Ramanujam and Skala’s findings are scheduled to appear online during the week of Nov. 19-23 in an early edition of Proceedings of the National Academy of Sciences. The microscope they used in the new study is just one of several light-based, or photonic, devices Ramanujam’s group is investigating for their potential to identify biomarkers indicative of cancer.

Multi-photon microscopy uses pulses of laser light to excite molecules with the natural capacity to give off light, or fluoresce. In the new study, the researchers used the imaging method to examine cell structure in fine detail and to quantify the relative amounts of two important metabolic coenzymes based on their fluorescence intensity. That ratio provides information about a cell’s metabolic rate and oxygen supply, they explained.

They also measured the coenzymes’ "fluorescence lifetime"—the amount of time before they give off light—giving additional, though less well understood, insight into the metabolic environment within cells, Ramanujam said.

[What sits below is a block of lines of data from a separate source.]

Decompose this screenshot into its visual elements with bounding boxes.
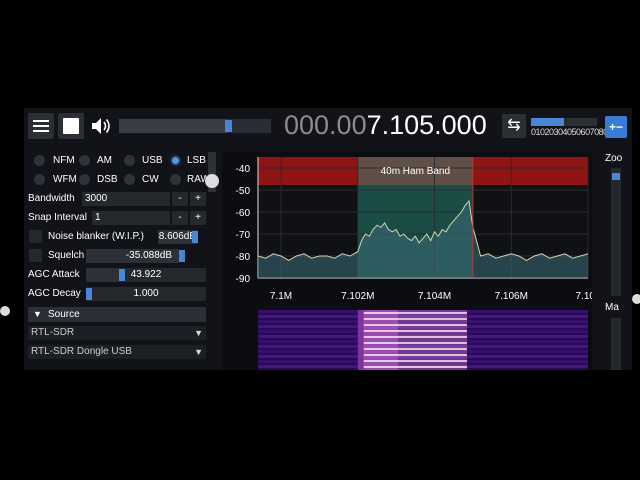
right-edge-handle[interactable] xyxy=(632,294,640,304)
noise-blanker-value: 8.606dB xyxy=(158,231,196,242)
y-tick-label: -40 xyxy=(236,164,251,175)
noise-blanker-checkbox[interactable] xyxy=(29,230,42,243)
waterfall-signal-streak xyxy=(363,336,467,338)
waterfall-signal-streak xyxy=(363,348,467,350)
squelch-label: Squelch xyxy=(48,250,85,261)
agc-attack-slider[interactable]: 43.922 xyxy=(86,268,206,282)
source-section-title: Source xyxy=(48,309,80,320)
y-tick-label: -90 xyxy=(236,274,251,285)
x-tick-label: 7.106M xyxy=(495,291,528,302)
left-edge-handle[interactable] xyxy=(0,306,10,316)
dropdown-arrow-icon: ▼ xyxy=(194,347,203,357)
zoom-label: Zoo xyxy=(605,153,623,164)
left-panel-splitter-handle[interactable] xyxy=(205,174,219,188)
dropdown-arrow-icon: ▼ xyxy=(194,328,203,338)
noise-blanker-slider[interactable]: 8.606dB xyxy=(158,230,198,244)
zoom-slider-handle[interactable] xyxy=(612,173,620,180)
bandwidth-decrement-button[interactable]: - xyxy=(172,192,188,206)
frequency-leading-digits[interactable]: 000.00 xyxy=(284,110,367,140)
zoom-slider[interactable] xyxy=(611,168,621,296)
agc-attack-slider-handle[interactable] xyxy=(119,269,125,281)
y-tick-label: -80 xyxy=(236,252,251,263)
waterfall-signal-streak xyxy=(363,360,467,362)
stop-icon xyxy=(63,118,79,134)
mode-label-am: AM xyxy=(97,155,112,166)
mode-radio-wfm[interactable] xyxy=(34,174,45,185)
agc-decay-value: 1.000 xyxy=(133,288,159,299)
source-device-select[interactable]: RTL-SDR Dongle USB ▼ xyxy=(28,345,206,359)
snap-interval-label: Snap Interval xyxy=(28,212,87,223)
mode-label-nfm: NFM xyxy=(53,155,75,166)
waterfall-signal-streak xyxy=(363,342,467,344)
squelch-value: -35.088dB xyxy=(125,250,172,261)
bandwidth-label: Bandwidth xyxy=(28,193,75,204)
mode-radio-am[interactable] xyxy=(79,155,90,166)
mode-radio-nfm[interactable] xyxy=(34,155,45,166)
max-slider[interactable] xyxy=(611,318,621,370)
tuning-step-digits: 010203040506070809 xyxy=(531,127,613,137)
mode-radio-usb[interactable] xyxy=(124,155,135,166)
noise-blanker-slider-handle[interactable] xyxy=(192,231,198,243)
max-label: Ma xyxy=(605,302,619,313)
mode-radio-cw[interactable] xyxy=(124,174,135,185)
right-panel: Zoo Ma xyxy=(602,152,632,370)
squelch-slider[interactable]: -35.088dB xyxy=(86,249,206,263)
source-section-header[interactable]: ▼ Source xyxy=(28,307,206,322)
snap-interval-increment-button[interactable]: + xyxy=(190,211,206,225)
agc-decay-label: AGC Decay xyxy=(28,288,81,299)
waterfall-signal-streak xyxy=(363,366,467,368)
volume-slider[interactable] xyxy=(119,119,271,133)
y-tick-label: -60 xyxy=(236,208,251,219)
stop-button[interactable] xyxy=(58,113,84,139)
x-tick-label: 7.108 xyxy=(575,291,592,302)
mode-label-cw: CW xyxy=(142,174,159,185)
source-type-value: RTL-SDR xyxy=(31,327,75,338)
mode-radio-raw[interactable] xyxy=(170,174,181,185)
sdr-app-window: 000.007.105.000 ⇆ 010203040506070809 +− … xyxy=(24,108,632,370)
mode-label-dsb: DSB xyxy=(97,174,118,185)
source-device-value: RTL-SDR Dongle USB xyxy=(31,346,132,357)
x-tick-label: 7.102M xyxy=(341,291,374,302)
waterfall-signal-streak xyxy=(363,318,467,320)
frequency-digits[interactable]: 7.105.000 xyxy=(367,110,487,140)
mute-button[interactable] xyxy=(88,113,114,139)
snap-interval-input[interactable]: 1 xyxy=(92,211,170,225)
mode-label-wfm: WFM xyxy=(53,174,77,185)
fft-chart[interactable]: -40 -50 -60 -70 -80 -90 7.1M 7.102M 7.104M 7.106M… xyxy=(222,152,601,370)
frequency-display[interactable]: 000.007.105.000 xyxy=(284,110,487,141)
source-type-select[interactable]: RTL-SDR ▼ xyxy=(28,326,206,340)
swap-arrows-icon[interactable]: ⇆ xyxy=(502,114,526,138)
agc-decay-slider-handle[interactable] xyxy=(86,288,92,300)
y-tick-label: -70 xyxy=(236,230,251,241)
x-tick-label: 7.104M xyxy=(418,291,451,302)
spectrum-panel[interactable]: -40 -50 -60 -70 -80 -90 7.1M 7.102M 7.104M 7.106M… xyxy=(222,152,601,370)
agc-attack-value: 43.922 xyxy=(130,269,162,280)
tuning-step-slider[interactable] xyxy=(531,118,597,126)
speaker-icon xyxy=(92,118,110,134)
squelch-slider-handle[interactable] xyxy=(179,250,185,262)
collapse-triangle-icon: ▼ xyxy=(33,309,42,319)
y-tick-label: -50 xyxy=(236,186,251,197)
mode-label-usb: USB xyxy=(142,155,163,166)
mode-radio-dsb[interactable] xyxy=(79,174,90,185)
bandwidth-increment-button[interactable]: + xyxy=(190,192,206,206)
volume-slider-handle[interactable] xyxy=(225,120,233,132)
agc-attack-label: AGC Attack xyxy=(28,269,80,280)
noise-blanker-label: Noise blanker (W.I.P.) xyxy=(48,231,144,242)
mode-label-lsb: LSB xyxy=(187,155,206,166)
plus-minus-icon[interactable]: +− xyxy=(605,116,627,138)
agc-decay-slider[interactable]: 1.000 xyxy=(86,287,206,301)
snap-interval-decrement-button[interactable]: - xyxy=(172,211,188,225)
bandwidth-input[interactable]: 3000 xyxy=(82,192,170,206)
waterfall-signal-streak xyxy=(363,324,467,326)
squelch-checkbox[interactable] xyxy=(29,249,42,262)
waterfall-signal-streak xyxy=(363,330,467,332)
waterfall-signal-streak xyxy=(363,312,467,314)
band-label: 40m Ham Band xyxy=(381,166,450,177)
waterfall-signal-streak xyxy=(363,354,467,356)
mode-radio-lsb[interactable] xyxy=(170,155,181,166)
x-tick-label: 7.1M xyxy=(270,291,292,302)
menu-button[interactable] xyxy=(28,113,54,139)
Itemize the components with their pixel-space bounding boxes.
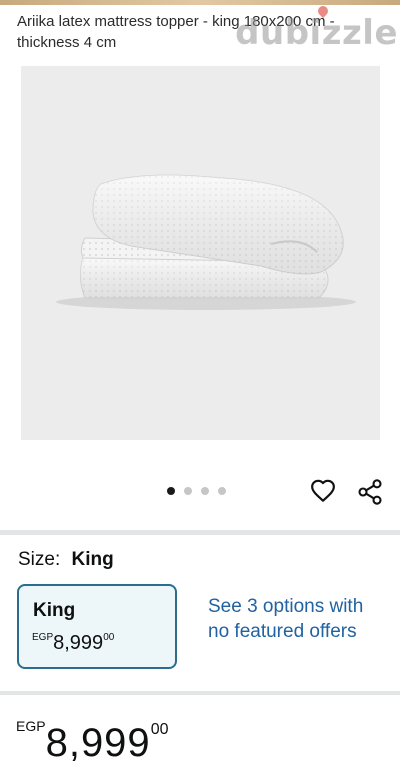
size-option-king[interactable]: King EGP8,99900	[17, 584, 177, 669]
see-options-link[interactable]: See 3 options with no featured offers	[208, 594, 383, 644]
size-label: Size:	[18, 549, 61, 570]
selected-size-value: King	[71, 549, 114, 570]
carousel-dot[interactable]	[201, 487, 209, 495]
size-option-price: EGP8,99900	[32, 632, 114, 655]
section-divider	[0, 530, 400, 535]
product-image[interactable]	[21, 66, 380, 440]
share-icon[interactable]	[356, 478, 384, 506]
section-divider	[0, 691, 400, 695]
mattress-topper-illustration	[56, 174, 356, 310]
size-selector-label: Size: King	[18, 549, 114, 571]
watermark-logo: dubizzle	[235, 13, 398, 53]
size-option-currency: EGP	[32, 632, 54, 643]
price-whole: 8,999	[45, 721, 151, 765]
size-option-price-whole: 8,999	[53, 632, 104, 654]
price-fraction: 00	[150, 721, 169, 738]
price-currency: EGP	[16, 718, 46, 734]
image-carousel-indicator[interactable]	[167, 487, 226, 495]
carousel-dot[interactable]	[184, 487, 192, 495]
carousel-dot[interactable]	[218, 487, 226, 495]
main-price: EGP8,99900	[16, 718, 168, 766]
size-option-price-fraction: 00	[103, 632, 115, 643]
heart-icon[interactable]	[310, 478, 336, 504]
carousel-dot[interactable]	[167, 487, 175, 495]
size-option-name: King	[33, 600, 76, 621]
top-decorative-strip	[0, 0, 400, 5]
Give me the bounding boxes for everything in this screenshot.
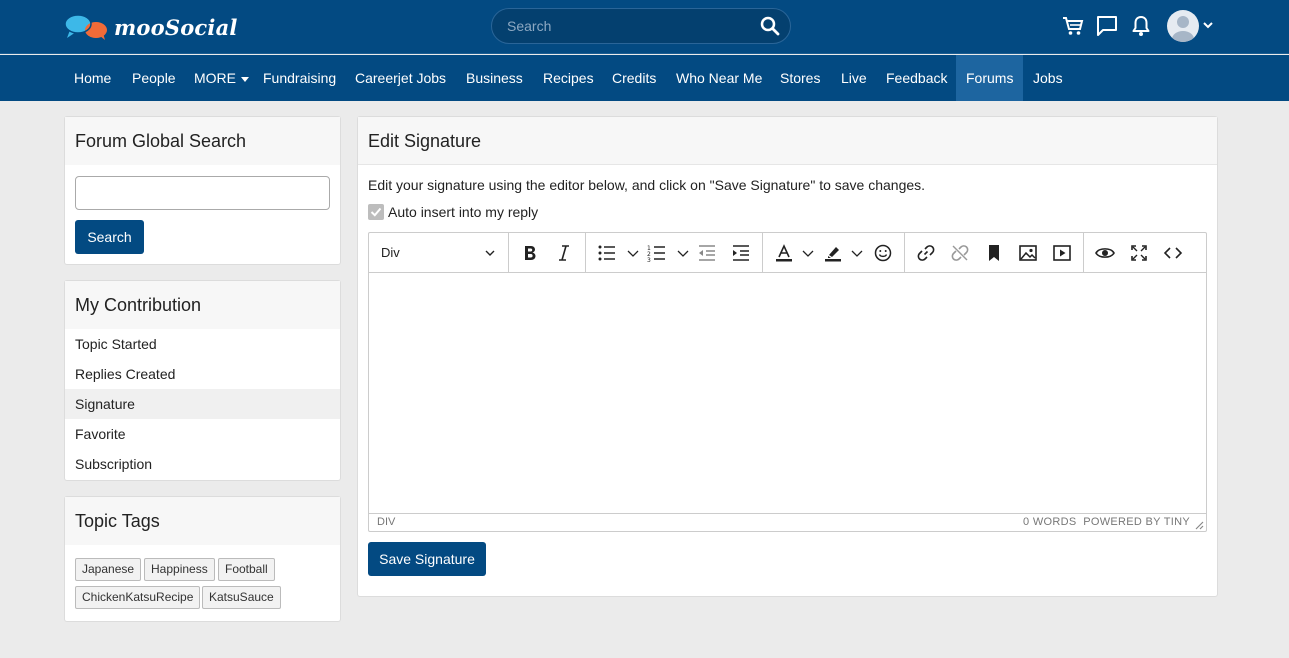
element-path[interactable]: DIV	[377, 516, 395, 528]
emoticons-icon[interactable]	[873, 243, 893, 263]
tag-happiness[interactable]: Happiness	[144, 558, 215, 581]
user-avatar[interactable]	[1167, 10, 1199, 42]
chevron-down-icon[interactable]	[798, 243, 818, 263]
nav-more-label: MORE	[194, 70, 236, 86]
notifications-bell-icon[interactable]	[1131, 15, 1151, 37]
auto-insert-row: Auto insert into my reply	[368, 204, 538, 220]
nav-who-near-me[interactable]: Who Near Me	[666, 55, 772, 101]
fullscreen-icon[interactable]	[1129, 243, 1149, 263]
contribution-favorite[interactable]: Favorite	[65, 419, 340, 449]
caret-down-icon	[241, 76, 249, 82]
link-icon[interactable]	[916, 243, 936, 263]
nav-business[interactable]: Business	[456, 55, 533, 101]
toolbar-separator	[585, 233, 586, 272]
contribution-topic-started[interactable]: Topic Started	[65, 329, 340, 359]
chevron-down-icon[interactable]	[847, 243, 867, 263]
block-format-value: Div	[381, 245, 400, 260]
page-title: Edit Signature	[358, 117, 1217, 165]
nav-people[interactable]: People	[122, 55, 186, 101]
my-contribution-title: My Contribution	[65, 281, 340, 329]
nav-live[interactable]: Live	[831, 55, 877, 101]
media-icon[interactable]	[1052, 243, 1072, 263]
contribution-replies-created[interactable]: Replies Created	[65, 359, 340, 389]
checkmark-icon	[370, 207, 382, 217]
indent-icon[interactable]	[731, 243, 751, 263]
save-signature-button[interactable]: Save Signature	[368, 542, 486, 576]
brand-name: mooSocial	[114, 14, 238, 40]
bookmark-icon[interactable]	[984, 243, 1004, 263]
editor-content-area[interactable]	[369, 273, 1206, 513]
resize-handle-icon[interactable]	[1194, 520, 1204, 530]
nav-feedback[interactable]: Feedback	[876, 55, 957, 101]
unlink-icon[interactable]	[950, 243, 970, 263]
tag-chickenkatsurecipe[interactable]: ChickenKatsuRecipe	[75, 586, 201, 609]
tag-japanese[interactable]: Japanese	[75, 558, 142, 581]
bullet-list-icon[interactable]	[597, 243, 617, 263]
source-code-icon[interactable]	[1163, 243, 1183, 263]
nav-fundraising[interactable]: Fundraising	[253, 55, 346, 101]
tag-football[interactable]: Football	[218, 558, 275, 581]
auto-insert-label[interactable]: Auto insert into my reply	[388, 204, 538, 220]
top-header: mooSocial	[0, 0, 1289, 54]
numbered-list-icon[interactable]: 1 2 3	[647, 243, 667, 263]
editor-toolbar: Div 1 2 3	[369, 233, 1206, 273]
chevron-down-icon[interactable]	[1202, 20, 1214, 30]
chevron-down-icon[interactable]	[623, 243, 643, 263]
nav-forums[interactable]: Forums	[956, 55, 1023, 101]
contribution-signature[interactable]: Signature	[65, 389, 340, 419]
forum-search-input[interactable]	[75, 176, 330, 210]
global-search	[491, 8, 791, 44]
nav-more[interactable]: MORE	[184, 55, 259, 101]
nav-credits[interactable]: Credits	[602, 55, 666, 101]
cart-icon[interactable]	[1062, 15, 1084, 37]
topic-tags-title: Topic Tags	[65, 497, 340, 545]
signature-instructions: Edit your signature using the editor bel…	[368, 177, 926, 193]
chevron-down-icon	[485, 250, 495, 256]
svg-text:3: 3	[647, 257, 651, 263]
forum-search-title: Forum Global Search	[65, 117, 340, 165]
main-nav: Home People MORE Fundraising Careerjet J…	[0, 55, 1289, 101]
edit-signature-panel: Edit Signature Edit your signature using…	[357, 116, 1218, 597]
bold-icon[interactable]	[520, 243, 540, 263]
chevron-down-icon[interactable]	[673, 243, 693, 263]
toolbar-separator	[508, 233, 509, 272]
nav-recipes[interactable]: Recipes	[533, 55, 604, 101]
editor-statusbar: DIV 0 WORDS POWERED BY TINY	[369, 513, 1206, 531]
contribution-subscription[interactable]: Subscription	[65, 449, 340, 479]
word-count-and-branding: 0 WORDS POWERED BY TINY	[1023, 516, 1190, 528]
text-color-icon[interactable]	[774, 243, 794, 263]
forum-search-panel: Forum Global Search Search	[64, 116, 341, 265]
chat-bubbles-logo-icon	[64, 14, 107, 40]
messages-icon[interactable]	[1096, 15, 1118, 37]
highlight-color-icon[interactable]	[823, 243, 843, 263]
forum-search-button[interactable]: Search	[75, 220, 144, 254]
image-icon[interactable]	[1018, 243, 1038, 263]
site-logo[interactable]: mooSocial	[64, 12, 238, 42]
my-contribution-panel: My Contribution Topic Started Replies Cr…	[64, 280, 341, 481]
topic-tags-panel: Topic Tags Japanese Happiness Football C…	[64, 496, 341, 622]
user-silhouette-icon	[1172, 16, 1194, 42]
nav-home[interactable]: Home	[64, 55, 121, 101]
auto-insert-checkbox[interactable]	[368, 204, 384, 220]
outdent-icon[interactable]	[697, 243, 717, 263]
preview-eye-icon[interactable]	[1095, 243, 1115, 263]
nav-careerjet-jobs[interactable]: Careerjet Jobs	[345, 55, 456, 101]
nav-stores[interactable]: Stores	[770, 55, 830, 101]
search-icon[interactable]	[760, 16, 780, 36]
nav-jobs[interactable]: Jobs	[1023, 55, 1073, 101]
powered-by-tiny-link[interactable]: POWERED BY TINY	[1083, 516, 1190, 528]
word-count[interactable]: 0 WORDS	[1023, 516, 1076, 528]
block-format-select[interactable]: Div	[369, 233, 508, 272]
toolbar-separator	[904, 233, 905, 272]
signature-editor: Div 1 2 3 DIV 0 WORDS POWERED BY TINY	[368, 232, 1207, 532]
toolbar-separator	[1083, 233, 1084, 272]
global-search-input[interactable]	[492, 18, 742, 34]
italic-icon[interactable]	[554, 243, 574, 263]
toolbar-separator	[762, 233, 763, 272]
tag-katsusauce[interactable]: KatsuSauce	[202, 586, 281, 609]
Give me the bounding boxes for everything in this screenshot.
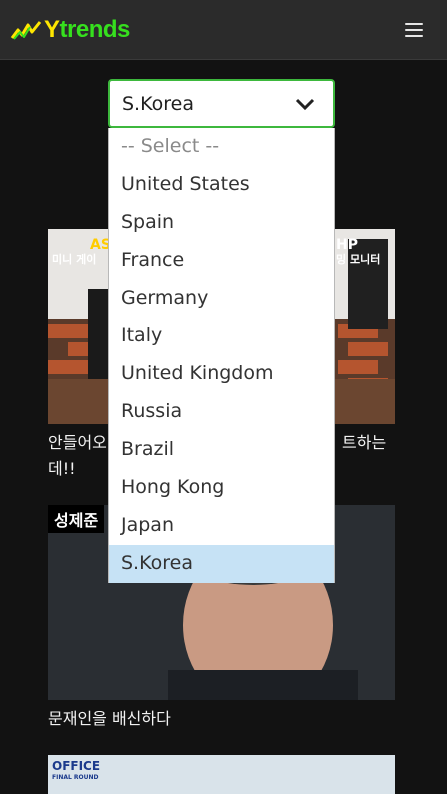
site-logo[interactable]: Ytrends: [10, 14, 130, 46]
menu-bar: [405, 23, 423, 25]
dropdown-option[interactable]: Germany: [109, 280, 334, 318]
thumbnail-text: 밍 모니터: [336, 253, 381, 266]
thumbnail-subtext: FINAL ROUND: [52, 774, 99, 781]
menu-bar: [405, 29, 423, 31]
dropdown-option[interactable]: France: [109, 242, 334, 280]
trend-zigzag-icon: [10, 21, 42, 40]
logo-letter-y: Y: [44, 16, 60, 43]
thumbnail-text: OFFICE: [52, 759, 101, 773]
country-select[interactable]: S.Korea: [108, 79, 335, 128]
video-title-line2: 데!!: [48, 459, 76, 478]
country-select-value: S.Korea: [122, 93, 194, 115]
thumbnail-text: 성제준: [48, 505, 105, 533]
dropdown-option[interactable]: Japan: [109, 507, 334, 545]
country-dropdown-list[interactable]: -- Select -- United States Spain France …: [108, 128, 335, 583]
chevron-down-icon: [295, 98, 315, 111]
dropdown-option[interactable]: Spain: [109, 204, 334, 242]
dropdown-option[interactable]: -- Select --: [109, 128, 334, 166]
dropdown-option[interactable]: Hong Kong: [109, 469, 334, 507]
logo-word: trends: [59, 16, 131, 43]
top-navbar: Ytrends: [0, 0, 447, 60]
dropdown-option[interactable]: United States: [109, 166, 334, 204]
dropdown-option[interactable]: Russia: [109, 393, 334, 431]
hamburger-menu-button[interactable]: [403, 21, 425, 39]
dropdown-option[interactable]: United Kingdom: [109, 355, 334, 393]
video-title[interactable]: 문재인을 배신하다: [48, 706, 398, 732]
dropdown-option[interactable]: Italy: [109, 317, 334, 355]
dropdown-option[interactable]: Brazil: [109, 431, 334, 469]
dropdown-option-selected[interactable]: S.Korea: [109, 544, 334, 583]
video-thumbnail[interactable]: OFFICE FINAL ROUND: [48, 755, 395, 794]
logo-text: Ytrends: [44, 16, 130, 44]
thumbnail-text: 미니 게이: [52, 253, 97, 266]
video-title-right: 트하는: [342, 433, 387, 452]
video-title-left: 안들어오: [48, 433, 107, 452]
menu-bar: [405, 35, 423, 37]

The researchers captured images of cells in the cheek pouches of almost two dozen hamsters, including several cancer-free animals and others at various stages of early oral cancer. Those pictures revealed significant differences in the structural and metabolic characteristics of early cancer versus non-cancer. Their studies suggested that the fluorescence lifetime is the best indicator of pre-cancer state, making it a promising new way of disease detection.

"There is always a need to identify new biomarkers for cancer or for monitoring the response to cancer therapy," Ramanujam said. "Our goal is to leverage biophotonics to compare well-established markers of cancer to ones that have yet to be exploited."

While existing multiphoton microscopes themselves could be tested in the clinic, Ramanujam said her team’s goal will be to design and build simple devices that are tailored for medical use. Collaborators on the study include Kristin Riching, Annette Gendron-Fitzpatrick, Jens Eickhoff, Kevin Eliceiri and John White, all of the University of Wisconsin, Madison. The work was supported by the National Institutes of Health and a Department of Defense Predoctoral Traineeship Grant.